Typically, the introduction of in-house chips by a company signals potential challenges for existing third-party providers such as NVIDIA, a major player in the enterprise AI arena. NVIDIA’s GPUs are widely used for training, and its Arm-based datacenter CPU Grace has a significant presence. Rather than moving away from this partnership in favor of proprietary chips, Amazon is strengthening the collaboration by providing enterprise customers with cloud access to NVIDIA’s latest H200 AI GPUs. Additionally, Amazon will operate over 16,000 Nvidia GH200 Grace Hopper Superchips specifically for NVIDIA’s research and development team. This approach mirrors the strategy of its primary AI competitor, Microsoft, which, alongside unveiling its proprietary AI chip, Maia 100, also announced an enhanced partnership with NVIDIA.

Amazon has also introduced a new AI chatbot named Q, designed for business purposes. The name is likely inspired by the Star Trek character rather than any conspiracy association. Described as a “new type of generative AI-powered personal assistant,” Q is specifically crafted to streamline work projects and customer service tasks for businesses. It can be customized to fit any business and provides relevant responses to frequently asked questions. Amazon Q is also capable of generating content autonomously and taking actions based on customer requests, with personalized interactions based on a user’s role within a company.

Q will be present on communication platforms like Slack and widely used text-editing applications in the software development realm. In this capacity, Q possesses the capability to modify source code and establish connections with over 40 enterprise systems, including Microsoft 365, Dropbox, Salesforce, Zendesk, and others. Currently, in preview, Amazon Q is set for a broader release soon, with pricing ranging from $20 to $30 per user per month, contingent on the included features.

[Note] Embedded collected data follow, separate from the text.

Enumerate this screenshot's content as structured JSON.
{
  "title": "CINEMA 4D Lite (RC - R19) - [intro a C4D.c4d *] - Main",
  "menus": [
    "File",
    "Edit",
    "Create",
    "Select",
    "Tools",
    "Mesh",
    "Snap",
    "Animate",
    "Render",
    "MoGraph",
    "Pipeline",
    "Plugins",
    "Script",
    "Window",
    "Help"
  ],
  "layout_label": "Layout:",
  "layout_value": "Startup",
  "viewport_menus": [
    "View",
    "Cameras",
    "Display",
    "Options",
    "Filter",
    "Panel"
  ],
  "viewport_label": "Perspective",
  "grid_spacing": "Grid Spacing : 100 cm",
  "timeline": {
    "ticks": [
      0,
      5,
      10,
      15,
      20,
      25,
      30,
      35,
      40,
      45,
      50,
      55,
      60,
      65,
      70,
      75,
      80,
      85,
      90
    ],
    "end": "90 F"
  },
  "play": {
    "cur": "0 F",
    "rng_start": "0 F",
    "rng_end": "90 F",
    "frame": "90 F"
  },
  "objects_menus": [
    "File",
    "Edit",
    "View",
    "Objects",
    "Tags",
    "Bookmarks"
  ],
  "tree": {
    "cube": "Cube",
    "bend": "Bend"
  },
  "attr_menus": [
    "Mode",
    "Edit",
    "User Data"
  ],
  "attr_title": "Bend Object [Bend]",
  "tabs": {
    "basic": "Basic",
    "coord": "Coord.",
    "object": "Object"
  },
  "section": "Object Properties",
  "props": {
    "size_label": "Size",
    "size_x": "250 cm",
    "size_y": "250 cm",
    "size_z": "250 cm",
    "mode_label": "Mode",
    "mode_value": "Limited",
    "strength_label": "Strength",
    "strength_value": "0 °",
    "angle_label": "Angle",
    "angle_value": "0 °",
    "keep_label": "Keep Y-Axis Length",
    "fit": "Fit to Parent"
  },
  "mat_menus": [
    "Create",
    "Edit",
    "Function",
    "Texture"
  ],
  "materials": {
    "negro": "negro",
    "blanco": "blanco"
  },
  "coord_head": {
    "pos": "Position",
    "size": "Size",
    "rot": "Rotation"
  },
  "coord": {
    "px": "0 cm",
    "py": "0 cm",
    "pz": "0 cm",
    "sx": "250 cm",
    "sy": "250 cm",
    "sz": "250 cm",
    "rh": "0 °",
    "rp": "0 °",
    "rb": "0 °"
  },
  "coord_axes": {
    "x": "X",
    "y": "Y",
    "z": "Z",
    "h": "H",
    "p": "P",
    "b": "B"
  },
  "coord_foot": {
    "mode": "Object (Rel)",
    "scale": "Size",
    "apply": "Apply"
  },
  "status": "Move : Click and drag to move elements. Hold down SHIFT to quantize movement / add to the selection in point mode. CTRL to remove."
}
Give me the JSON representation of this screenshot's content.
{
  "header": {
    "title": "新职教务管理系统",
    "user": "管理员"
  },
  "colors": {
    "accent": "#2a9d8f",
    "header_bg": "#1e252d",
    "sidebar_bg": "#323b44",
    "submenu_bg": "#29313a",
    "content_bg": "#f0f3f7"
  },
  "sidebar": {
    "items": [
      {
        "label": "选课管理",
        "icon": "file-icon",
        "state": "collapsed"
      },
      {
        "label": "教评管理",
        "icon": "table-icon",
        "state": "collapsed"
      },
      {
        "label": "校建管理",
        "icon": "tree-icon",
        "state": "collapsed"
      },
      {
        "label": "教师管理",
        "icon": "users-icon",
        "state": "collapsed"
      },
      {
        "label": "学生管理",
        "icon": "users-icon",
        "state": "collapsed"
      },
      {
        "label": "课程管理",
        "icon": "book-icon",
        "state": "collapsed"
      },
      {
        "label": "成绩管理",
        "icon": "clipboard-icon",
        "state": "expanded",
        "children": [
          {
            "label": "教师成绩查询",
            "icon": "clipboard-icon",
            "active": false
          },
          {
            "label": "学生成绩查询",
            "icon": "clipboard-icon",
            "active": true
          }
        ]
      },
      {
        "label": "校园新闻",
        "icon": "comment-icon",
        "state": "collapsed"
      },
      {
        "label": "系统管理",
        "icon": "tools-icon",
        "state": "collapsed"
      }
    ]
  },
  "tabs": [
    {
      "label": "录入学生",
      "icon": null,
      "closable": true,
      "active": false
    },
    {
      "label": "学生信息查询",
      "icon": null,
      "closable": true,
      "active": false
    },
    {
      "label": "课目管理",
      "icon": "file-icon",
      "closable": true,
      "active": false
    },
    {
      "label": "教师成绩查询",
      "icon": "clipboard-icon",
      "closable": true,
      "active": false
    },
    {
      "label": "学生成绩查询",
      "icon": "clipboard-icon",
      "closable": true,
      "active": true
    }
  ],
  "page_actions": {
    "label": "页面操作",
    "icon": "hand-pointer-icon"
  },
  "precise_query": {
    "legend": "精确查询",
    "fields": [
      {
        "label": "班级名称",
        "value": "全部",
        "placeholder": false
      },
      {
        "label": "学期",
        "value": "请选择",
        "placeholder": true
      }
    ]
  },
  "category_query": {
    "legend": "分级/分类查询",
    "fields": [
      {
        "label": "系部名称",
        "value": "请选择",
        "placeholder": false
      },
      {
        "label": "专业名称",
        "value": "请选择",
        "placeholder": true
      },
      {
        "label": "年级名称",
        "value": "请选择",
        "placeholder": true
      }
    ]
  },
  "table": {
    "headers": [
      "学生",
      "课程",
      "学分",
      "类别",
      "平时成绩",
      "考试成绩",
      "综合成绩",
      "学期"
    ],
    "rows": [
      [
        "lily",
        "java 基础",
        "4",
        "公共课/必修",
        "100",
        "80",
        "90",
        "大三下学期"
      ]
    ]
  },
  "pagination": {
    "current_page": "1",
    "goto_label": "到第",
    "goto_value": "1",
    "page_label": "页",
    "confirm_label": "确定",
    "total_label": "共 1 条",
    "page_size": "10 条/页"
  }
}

In summary, Amazon is making substantial investments in AI, aligning with the broader industry trend. More precisely, it is engaging in a competitive landscape with its longstanding cloud rival, Microsoft, vying to establish itself as the premier choice for enterprise-centric AI solutions. By leveraging AI, Amazon aims to reinforce its dominance in the cloud computing sector, seeking to minimize the market share gains of competitors such as Microsoft, Google, and Alibaba.